Saving 28,000 Lives a Year
The New Yorker is running a piece by Atul Gawande that starts by describing the everyday miracles that can be achieved in a modern medical intensive care unit, and ends by making a case for a simple and inexpensive way to save 28,000 lives per year in US ICUs, at a one-time cost of a few million dollars. This medical miracle is the checklist. Gawande details how modern medicine has spiraled into complexity beyond any person's ability to track — and nowhere more so than in the ICU. "A decade ago, Israeli scientists published a study in which engineers observed patient care in ICUs for twenty-four-hour stretches. They found that the average patient required a hundred and seventy-eight individual actions per day, ranging from administering a drug to suctioning the lungs, and every one of them posed risks. Remarkably, the nurses and doctors were observed to make an error in just one per cent of these actions — but that still amounted to an average of two errors a day with every patient. Intensive care succeeds only when we hold the odds of doing harm low enough for the odds of doing good to prevail. This is hard." The article goes on to profile a doctor named Peter Pronovost, who has extensively studied the ability of the simplest of complexity tamers — the checklist — to save lives in the ICU setting. Pronovost oversaw the introduction of checklists in the ICUs in hospitals across Michigan, and the result was a thousand lives saved in a year. That would translate to 28,000 per year if scaled nationwide, and Pronovost estimates the cost of doing that at $3 million.
So the checklist reduced infection rates. But then, how many lives were lost for other reasons because medical staff wasted time on these checklists, while nurses enjoyed obstructing physicians?
A few years ago, people were absolutely sure that millions of lives could be saved by having AEDs everywhere. How many lives are being lost by amateur do-gooders who unnecessarily electrocute people who are not having heart attacks? Plenty of medical problems can appear like heart attacks to the untrained eye.
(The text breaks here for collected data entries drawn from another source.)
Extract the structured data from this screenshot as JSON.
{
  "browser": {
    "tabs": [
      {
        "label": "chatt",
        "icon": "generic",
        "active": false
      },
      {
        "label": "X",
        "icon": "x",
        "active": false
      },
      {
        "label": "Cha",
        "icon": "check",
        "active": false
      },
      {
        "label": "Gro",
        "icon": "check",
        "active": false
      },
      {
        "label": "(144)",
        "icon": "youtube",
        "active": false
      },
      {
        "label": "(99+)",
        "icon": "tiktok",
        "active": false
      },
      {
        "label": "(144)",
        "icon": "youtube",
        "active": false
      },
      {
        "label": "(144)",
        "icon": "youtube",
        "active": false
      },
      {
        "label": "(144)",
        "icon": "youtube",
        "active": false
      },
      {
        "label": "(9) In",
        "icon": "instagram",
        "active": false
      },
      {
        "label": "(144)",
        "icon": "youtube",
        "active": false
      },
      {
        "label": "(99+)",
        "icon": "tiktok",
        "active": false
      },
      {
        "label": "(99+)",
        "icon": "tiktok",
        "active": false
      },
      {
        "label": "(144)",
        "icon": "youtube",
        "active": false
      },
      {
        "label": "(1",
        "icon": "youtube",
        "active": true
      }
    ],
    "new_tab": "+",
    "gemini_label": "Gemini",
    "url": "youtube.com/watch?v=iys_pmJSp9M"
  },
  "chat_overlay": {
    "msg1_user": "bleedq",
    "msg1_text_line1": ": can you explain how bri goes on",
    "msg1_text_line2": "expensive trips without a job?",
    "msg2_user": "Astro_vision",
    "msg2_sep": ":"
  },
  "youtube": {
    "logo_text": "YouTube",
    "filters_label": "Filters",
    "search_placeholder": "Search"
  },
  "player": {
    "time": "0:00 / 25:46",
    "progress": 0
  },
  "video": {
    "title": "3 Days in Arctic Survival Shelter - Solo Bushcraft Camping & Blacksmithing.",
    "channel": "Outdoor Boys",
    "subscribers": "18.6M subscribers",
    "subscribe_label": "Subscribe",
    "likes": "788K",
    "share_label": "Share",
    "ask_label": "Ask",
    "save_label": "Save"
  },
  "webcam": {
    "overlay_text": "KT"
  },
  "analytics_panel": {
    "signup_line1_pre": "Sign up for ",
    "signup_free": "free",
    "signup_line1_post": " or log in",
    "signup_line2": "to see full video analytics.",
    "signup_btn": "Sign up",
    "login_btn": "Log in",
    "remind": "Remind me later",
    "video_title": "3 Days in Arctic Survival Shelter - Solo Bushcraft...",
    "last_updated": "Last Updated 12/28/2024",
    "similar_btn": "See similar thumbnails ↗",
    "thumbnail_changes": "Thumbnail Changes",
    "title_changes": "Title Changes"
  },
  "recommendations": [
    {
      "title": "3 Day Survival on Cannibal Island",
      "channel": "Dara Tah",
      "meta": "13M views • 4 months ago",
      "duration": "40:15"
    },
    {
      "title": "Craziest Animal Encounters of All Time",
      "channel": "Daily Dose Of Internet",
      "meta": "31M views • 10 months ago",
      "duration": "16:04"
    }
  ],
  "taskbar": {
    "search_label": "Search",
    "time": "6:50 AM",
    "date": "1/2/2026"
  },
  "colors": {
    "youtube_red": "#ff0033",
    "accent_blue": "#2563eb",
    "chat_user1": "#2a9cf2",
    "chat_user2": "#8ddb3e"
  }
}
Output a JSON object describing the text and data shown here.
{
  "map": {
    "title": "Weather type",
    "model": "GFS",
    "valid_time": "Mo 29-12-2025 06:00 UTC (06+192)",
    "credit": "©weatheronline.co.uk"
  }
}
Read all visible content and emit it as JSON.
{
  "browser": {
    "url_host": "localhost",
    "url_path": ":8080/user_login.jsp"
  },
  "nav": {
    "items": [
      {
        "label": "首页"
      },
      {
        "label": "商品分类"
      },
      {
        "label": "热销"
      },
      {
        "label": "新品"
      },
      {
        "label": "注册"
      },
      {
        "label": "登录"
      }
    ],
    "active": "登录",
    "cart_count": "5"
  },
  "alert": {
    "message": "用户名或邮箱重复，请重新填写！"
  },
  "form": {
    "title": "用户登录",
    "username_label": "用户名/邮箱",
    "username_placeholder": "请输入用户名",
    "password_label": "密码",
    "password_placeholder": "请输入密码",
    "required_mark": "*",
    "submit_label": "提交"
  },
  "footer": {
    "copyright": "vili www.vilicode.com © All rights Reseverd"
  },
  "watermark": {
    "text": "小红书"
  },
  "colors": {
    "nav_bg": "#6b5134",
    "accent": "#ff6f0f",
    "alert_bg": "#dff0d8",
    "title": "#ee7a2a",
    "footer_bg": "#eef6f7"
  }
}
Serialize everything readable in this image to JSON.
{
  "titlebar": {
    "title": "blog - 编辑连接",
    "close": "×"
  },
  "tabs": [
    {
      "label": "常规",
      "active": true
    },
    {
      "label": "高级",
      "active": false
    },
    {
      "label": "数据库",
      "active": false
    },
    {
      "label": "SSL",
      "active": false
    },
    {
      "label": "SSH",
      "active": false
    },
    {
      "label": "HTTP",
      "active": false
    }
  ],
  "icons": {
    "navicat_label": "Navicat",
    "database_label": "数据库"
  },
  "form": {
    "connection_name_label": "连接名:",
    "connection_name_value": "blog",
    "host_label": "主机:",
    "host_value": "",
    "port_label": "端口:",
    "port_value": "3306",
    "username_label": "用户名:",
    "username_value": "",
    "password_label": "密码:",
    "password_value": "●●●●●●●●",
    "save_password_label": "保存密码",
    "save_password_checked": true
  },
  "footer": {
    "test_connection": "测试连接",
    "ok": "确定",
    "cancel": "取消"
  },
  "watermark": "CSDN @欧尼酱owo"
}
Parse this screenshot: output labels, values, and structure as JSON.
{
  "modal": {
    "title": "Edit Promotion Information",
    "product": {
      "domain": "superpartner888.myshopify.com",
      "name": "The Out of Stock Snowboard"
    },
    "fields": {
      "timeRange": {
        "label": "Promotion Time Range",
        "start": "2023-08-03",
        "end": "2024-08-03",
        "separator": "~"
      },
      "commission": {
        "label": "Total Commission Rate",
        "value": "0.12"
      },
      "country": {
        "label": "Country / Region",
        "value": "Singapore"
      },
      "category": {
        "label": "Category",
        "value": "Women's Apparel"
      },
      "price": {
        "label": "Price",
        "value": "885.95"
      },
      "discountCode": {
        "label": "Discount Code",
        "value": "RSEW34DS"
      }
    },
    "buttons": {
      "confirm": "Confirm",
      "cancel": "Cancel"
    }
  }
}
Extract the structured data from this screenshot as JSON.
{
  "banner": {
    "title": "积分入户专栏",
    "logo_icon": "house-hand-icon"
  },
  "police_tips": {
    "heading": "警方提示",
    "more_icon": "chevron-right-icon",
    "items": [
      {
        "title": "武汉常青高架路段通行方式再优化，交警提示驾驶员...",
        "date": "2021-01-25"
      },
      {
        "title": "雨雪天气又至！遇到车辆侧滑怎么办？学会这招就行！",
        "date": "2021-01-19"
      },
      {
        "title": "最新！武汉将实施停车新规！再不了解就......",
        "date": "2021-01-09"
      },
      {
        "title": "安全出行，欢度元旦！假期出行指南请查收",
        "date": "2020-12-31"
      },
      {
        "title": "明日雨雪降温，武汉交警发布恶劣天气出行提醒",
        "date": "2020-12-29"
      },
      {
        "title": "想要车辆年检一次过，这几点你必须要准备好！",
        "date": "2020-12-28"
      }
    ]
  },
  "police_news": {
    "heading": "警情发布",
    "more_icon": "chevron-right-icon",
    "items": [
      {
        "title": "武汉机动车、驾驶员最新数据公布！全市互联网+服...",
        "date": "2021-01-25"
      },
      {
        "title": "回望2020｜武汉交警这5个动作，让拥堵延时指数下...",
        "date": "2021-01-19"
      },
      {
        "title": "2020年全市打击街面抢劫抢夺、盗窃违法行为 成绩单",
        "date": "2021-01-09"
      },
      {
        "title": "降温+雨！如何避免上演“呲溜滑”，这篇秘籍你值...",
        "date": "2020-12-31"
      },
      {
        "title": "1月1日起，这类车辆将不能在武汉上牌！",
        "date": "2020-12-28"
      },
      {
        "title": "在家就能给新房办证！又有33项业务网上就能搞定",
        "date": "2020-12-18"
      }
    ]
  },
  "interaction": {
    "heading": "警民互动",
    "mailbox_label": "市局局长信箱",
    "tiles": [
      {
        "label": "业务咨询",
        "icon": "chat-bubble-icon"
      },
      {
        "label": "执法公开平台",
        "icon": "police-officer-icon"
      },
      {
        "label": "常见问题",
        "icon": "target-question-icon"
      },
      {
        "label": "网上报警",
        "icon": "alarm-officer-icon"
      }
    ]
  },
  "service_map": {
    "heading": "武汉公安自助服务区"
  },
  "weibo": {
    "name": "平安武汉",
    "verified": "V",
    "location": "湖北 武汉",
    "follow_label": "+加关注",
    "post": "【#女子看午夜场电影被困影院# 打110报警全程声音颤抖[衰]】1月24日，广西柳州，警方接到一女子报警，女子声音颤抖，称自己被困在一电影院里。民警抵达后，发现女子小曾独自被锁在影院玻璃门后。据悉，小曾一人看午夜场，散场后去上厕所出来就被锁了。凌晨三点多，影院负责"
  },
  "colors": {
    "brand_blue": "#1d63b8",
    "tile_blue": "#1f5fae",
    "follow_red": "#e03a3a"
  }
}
he TRACKED 2 mistakes per patient per day. That might be forgetting to fluff your pillow, that might be grabbing a medicine you're allergic to that adds complications and causes treatment not to work.. the point is that you just don't know! Therefore science is not happening.
Medical professionals are very much luddites when it comes to things like computerized lists. 90%+ of diseases have known research as to the process and outcomes to heal the person. That's precisely what checklists are for, and to track information. In the age of computers, the computer should create the list from known research for each patient. Then when the data is input the results can be measured against the research to see if the person is being cured or has another problem, or a mistake was made.
This has nothing to do with the quality of people's training or work. People WILL make mistakes... failure to understand that, and use tools to prevent, catch, or undo that is a lack of scientific procedure. Remember two articles ago when we said that people don't pay attention to science, that vaccines might cause harm, etc.. the answer was science... and now those same people don't want to follow procedures that affect car, cheeseburger, and Lego brick trying to say they won't work on people, who's not interested in science now?